Mata Jiana terasa panas diikuti buliran bening yang menyelimuti sklera. "Nggak! Aku nggak akan menuruti ibu sebelum ada penjelasan!"
"Jiana, kamu harus menuruti ibu. Ibu ini yang mengandung dan melahirkan kamu! Sudah sepantasnya kamu nggak membantah!" Kedua tangan Kenanga mencengkeram bahu Jiana diikuti matanya yang memerah terlihat Kenanga bersusah payah menahan amarah yang bergejolak di dalam hati.
"Cukup, Bu!" Tangis Jiana pecah. "Selama ini aku sudah berusaha menahan diri untuk menjaga hati ibu." Tangan Kenanga terlepas saat melihat air mata Jiana jatuh melindas pipi. "Aku sama sekali tidak bertanya mengenai Papa. Karena aku tidak ingin membuat ibu menangis." Pipi Jiana basah. la mengeluarkan rasa yang selama ini tertahan di dalam dada.
Sementara itu, Kenanga terkesiap diikuti gerakan tangan yang menutupi mulut. Ternyata selama ini bukan tidak mau tahu, tetapi Jiana menahannya seorang diri.
"Aku tidak pernah tanya kenapa Papa meninggalkan kita.

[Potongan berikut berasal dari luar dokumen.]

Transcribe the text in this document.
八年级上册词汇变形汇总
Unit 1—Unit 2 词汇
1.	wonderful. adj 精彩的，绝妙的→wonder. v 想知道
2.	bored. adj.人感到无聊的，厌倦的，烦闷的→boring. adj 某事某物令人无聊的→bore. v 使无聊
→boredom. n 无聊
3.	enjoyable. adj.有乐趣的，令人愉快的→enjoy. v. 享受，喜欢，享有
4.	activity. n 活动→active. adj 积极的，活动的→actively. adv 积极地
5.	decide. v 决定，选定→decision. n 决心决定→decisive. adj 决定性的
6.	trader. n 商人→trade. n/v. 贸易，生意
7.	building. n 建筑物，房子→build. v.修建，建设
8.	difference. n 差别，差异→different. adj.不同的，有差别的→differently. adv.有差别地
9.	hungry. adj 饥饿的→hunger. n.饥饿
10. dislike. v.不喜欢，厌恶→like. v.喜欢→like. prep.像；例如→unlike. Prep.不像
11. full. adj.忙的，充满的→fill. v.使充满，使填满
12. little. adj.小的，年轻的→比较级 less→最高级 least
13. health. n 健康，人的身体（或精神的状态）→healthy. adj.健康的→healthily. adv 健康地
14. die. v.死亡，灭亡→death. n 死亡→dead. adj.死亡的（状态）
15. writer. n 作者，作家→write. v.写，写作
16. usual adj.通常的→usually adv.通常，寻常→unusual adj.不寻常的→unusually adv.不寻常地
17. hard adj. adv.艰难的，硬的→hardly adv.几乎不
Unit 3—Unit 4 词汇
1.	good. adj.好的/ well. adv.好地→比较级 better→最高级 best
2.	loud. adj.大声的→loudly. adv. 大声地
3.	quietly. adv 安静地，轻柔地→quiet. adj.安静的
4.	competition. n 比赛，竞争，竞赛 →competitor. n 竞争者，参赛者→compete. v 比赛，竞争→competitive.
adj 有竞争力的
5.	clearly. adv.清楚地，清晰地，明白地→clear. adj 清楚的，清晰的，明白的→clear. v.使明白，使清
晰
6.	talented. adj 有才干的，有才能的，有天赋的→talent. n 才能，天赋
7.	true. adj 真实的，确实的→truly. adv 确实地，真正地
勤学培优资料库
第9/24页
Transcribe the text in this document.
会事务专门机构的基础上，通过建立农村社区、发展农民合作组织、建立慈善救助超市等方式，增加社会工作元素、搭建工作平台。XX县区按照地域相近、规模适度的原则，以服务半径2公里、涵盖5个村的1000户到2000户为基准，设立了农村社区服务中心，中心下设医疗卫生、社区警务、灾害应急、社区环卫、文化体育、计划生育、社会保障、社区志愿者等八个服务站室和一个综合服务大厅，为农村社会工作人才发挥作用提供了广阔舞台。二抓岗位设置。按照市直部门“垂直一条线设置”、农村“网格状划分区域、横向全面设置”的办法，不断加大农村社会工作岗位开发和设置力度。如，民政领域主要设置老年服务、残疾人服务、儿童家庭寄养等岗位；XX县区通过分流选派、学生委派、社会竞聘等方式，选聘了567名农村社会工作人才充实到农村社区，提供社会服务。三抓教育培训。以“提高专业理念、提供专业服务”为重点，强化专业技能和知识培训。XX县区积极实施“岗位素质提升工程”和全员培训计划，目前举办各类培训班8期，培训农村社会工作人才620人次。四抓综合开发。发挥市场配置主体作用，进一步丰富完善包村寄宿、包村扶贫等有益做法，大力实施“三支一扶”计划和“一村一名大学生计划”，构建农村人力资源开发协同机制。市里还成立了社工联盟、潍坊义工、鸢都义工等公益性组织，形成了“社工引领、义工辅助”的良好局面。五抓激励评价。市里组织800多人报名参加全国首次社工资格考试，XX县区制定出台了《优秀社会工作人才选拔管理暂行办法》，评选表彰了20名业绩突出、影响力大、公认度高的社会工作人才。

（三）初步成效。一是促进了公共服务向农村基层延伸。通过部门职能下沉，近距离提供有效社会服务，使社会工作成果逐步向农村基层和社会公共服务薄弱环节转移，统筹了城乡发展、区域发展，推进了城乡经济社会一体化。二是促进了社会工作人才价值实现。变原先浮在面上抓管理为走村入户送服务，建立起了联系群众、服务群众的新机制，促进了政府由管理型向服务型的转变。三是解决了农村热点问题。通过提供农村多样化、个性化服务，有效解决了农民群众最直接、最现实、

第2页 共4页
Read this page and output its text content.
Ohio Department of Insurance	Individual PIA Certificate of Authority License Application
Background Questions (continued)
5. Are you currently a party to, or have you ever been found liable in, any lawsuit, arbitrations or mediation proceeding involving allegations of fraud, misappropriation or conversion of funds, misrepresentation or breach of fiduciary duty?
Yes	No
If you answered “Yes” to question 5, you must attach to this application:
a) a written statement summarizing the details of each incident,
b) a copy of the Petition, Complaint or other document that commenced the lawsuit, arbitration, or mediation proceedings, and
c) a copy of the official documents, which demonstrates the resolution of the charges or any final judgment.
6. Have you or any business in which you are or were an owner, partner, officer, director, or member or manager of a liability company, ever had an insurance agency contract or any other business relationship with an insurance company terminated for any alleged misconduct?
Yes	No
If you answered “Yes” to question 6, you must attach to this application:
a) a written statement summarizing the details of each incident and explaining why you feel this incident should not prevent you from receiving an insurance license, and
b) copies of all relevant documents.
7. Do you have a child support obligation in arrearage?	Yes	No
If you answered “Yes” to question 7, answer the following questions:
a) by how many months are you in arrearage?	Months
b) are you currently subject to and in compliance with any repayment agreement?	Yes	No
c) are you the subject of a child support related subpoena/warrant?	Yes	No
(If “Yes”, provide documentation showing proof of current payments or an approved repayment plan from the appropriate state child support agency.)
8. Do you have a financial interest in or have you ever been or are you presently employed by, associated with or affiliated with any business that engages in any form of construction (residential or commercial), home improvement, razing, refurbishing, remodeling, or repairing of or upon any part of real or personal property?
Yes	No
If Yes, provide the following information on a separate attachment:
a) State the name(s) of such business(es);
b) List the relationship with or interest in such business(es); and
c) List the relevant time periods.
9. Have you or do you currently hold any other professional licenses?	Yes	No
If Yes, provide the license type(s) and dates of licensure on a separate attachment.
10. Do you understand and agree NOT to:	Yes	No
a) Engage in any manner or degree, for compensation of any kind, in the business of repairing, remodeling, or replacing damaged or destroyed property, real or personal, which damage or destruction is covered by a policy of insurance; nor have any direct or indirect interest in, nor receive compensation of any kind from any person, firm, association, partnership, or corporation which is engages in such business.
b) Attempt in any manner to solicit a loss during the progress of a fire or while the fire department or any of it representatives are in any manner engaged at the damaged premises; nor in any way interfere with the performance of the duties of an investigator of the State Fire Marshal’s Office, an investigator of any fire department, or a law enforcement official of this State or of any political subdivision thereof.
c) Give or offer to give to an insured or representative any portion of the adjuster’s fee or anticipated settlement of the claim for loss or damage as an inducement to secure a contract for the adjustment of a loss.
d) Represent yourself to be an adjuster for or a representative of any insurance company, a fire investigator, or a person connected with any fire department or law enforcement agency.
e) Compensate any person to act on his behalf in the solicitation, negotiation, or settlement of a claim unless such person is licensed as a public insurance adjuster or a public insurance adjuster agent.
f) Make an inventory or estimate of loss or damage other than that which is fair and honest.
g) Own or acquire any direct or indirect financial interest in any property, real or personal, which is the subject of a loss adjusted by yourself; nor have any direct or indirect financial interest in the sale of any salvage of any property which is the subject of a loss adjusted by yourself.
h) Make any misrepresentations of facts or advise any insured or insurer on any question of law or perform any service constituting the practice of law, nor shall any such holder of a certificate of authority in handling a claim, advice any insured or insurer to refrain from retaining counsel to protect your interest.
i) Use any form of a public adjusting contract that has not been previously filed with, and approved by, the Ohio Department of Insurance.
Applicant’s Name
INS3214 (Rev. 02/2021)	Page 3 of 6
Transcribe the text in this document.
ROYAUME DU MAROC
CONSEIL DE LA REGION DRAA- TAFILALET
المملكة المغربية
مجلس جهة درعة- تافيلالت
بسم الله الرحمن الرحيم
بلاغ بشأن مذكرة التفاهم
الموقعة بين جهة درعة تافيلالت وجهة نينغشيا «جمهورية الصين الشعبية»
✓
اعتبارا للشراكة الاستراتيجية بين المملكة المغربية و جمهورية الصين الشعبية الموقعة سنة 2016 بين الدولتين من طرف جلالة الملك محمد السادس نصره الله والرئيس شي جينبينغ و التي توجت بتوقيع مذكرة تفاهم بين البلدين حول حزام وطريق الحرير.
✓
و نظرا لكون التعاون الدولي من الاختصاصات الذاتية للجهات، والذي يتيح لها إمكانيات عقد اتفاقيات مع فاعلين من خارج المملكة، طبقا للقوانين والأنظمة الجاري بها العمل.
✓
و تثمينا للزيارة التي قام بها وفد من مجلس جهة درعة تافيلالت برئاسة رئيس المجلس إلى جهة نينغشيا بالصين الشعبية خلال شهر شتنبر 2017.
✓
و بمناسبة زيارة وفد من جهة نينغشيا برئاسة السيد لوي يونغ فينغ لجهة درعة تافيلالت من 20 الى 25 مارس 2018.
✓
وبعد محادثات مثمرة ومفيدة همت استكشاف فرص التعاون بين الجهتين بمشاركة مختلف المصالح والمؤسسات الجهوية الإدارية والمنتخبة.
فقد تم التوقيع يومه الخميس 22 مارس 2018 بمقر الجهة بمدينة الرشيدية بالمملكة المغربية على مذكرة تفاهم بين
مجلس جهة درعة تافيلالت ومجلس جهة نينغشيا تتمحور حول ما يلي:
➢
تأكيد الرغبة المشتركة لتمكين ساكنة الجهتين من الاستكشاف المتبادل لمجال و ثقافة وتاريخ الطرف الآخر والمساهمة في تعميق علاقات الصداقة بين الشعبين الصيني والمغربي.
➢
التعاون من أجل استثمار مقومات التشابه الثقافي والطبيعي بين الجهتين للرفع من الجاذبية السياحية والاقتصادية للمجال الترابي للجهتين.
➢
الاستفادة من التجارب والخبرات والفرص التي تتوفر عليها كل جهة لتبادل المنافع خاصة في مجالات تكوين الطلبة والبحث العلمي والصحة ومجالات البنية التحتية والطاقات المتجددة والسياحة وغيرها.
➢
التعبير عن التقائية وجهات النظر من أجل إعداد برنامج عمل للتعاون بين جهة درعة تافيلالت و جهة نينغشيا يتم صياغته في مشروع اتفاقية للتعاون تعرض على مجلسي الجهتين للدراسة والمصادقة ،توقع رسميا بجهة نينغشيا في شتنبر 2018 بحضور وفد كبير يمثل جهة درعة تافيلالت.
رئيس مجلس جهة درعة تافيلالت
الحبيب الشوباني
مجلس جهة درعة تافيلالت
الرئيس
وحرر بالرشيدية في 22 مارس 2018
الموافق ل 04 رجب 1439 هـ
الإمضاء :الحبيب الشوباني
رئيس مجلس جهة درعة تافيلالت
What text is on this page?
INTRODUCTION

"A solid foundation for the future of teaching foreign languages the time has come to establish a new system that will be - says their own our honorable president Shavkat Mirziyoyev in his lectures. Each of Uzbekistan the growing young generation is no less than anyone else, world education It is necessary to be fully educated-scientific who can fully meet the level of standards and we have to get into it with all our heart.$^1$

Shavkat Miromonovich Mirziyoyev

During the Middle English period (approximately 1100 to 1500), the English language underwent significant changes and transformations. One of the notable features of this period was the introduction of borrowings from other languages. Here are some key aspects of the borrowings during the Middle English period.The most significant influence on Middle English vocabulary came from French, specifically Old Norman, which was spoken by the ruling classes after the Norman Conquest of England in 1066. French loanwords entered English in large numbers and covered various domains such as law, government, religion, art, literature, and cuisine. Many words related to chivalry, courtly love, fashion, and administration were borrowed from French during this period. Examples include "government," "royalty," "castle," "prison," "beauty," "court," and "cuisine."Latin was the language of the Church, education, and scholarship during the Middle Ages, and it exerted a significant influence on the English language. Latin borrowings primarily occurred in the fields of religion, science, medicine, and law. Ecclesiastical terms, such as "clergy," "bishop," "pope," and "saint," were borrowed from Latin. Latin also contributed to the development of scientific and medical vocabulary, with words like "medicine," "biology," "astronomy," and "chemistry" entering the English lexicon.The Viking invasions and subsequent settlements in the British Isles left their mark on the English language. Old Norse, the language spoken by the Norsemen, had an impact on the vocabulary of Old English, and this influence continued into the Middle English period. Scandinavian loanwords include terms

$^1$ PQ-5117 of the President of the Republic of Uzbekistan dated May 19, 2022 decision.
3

Aku tidak ingin menghakimi ibu jika kenyataannya aku adalah anak haram, tapi kenapa ibu tidak pernah memahami perasaanku?" Bibir Jiana berucap tanpa berhenti. la benar-benar meluapkan semua emosi yang sudah lama mengendap dalam hati.
"Jiana cukup!""
PLAKKK
Tanpa sadar, tangan Kenanga mengayun dan menampar pipi mulus sang putri. Sangat keras hingga bekas kemerahan masih terlihat di sana.
"I-ibu?" Mata basah Jiana terlempar pada Kenanga yang terlihat menyesali perbuatannya.
Bibir dan tangan Kenanga bergetar. Tidak menyangka tangannya bisa begitu ringan menampar sang buah hati. "Ji -jiana maafkan ibu."
Jiana menghempaskan pegangan tangan Kenanga. Tanpa kata Jiana berlari keluar rumah, menerobos guyuran hujan serta mengabaikan panggilan sang ibu yang suaranya bersatu dengan gemuruh petir.
"Jiana! Maafkan ibu. Jiana!" Kenanga mengejar Jiana hingga keluar rumah, tetapi nahasnya ia tersandung dan tidak bisa bangkit lagi. "Jiana! Ibu mohon."
Rintihan dan penyesalan Kenanga terlihat sia-sia, kala punggung Jiana semakin menjauh lalu menghilang. Semua kepercayaan Jiana untuk Kenanga seolah sirna, hanya dengan kemarahan secepat kilat itu.
***
Jiana berteduh di pinggir toko sambil mencari ponsel dalam tas. la menggulirkan jemari di ponsel untuk menghubungi salah satu sahabatnya. Mungkin keberadaan mereka bisa sedikit menjadi penghiburan untuk Jiana.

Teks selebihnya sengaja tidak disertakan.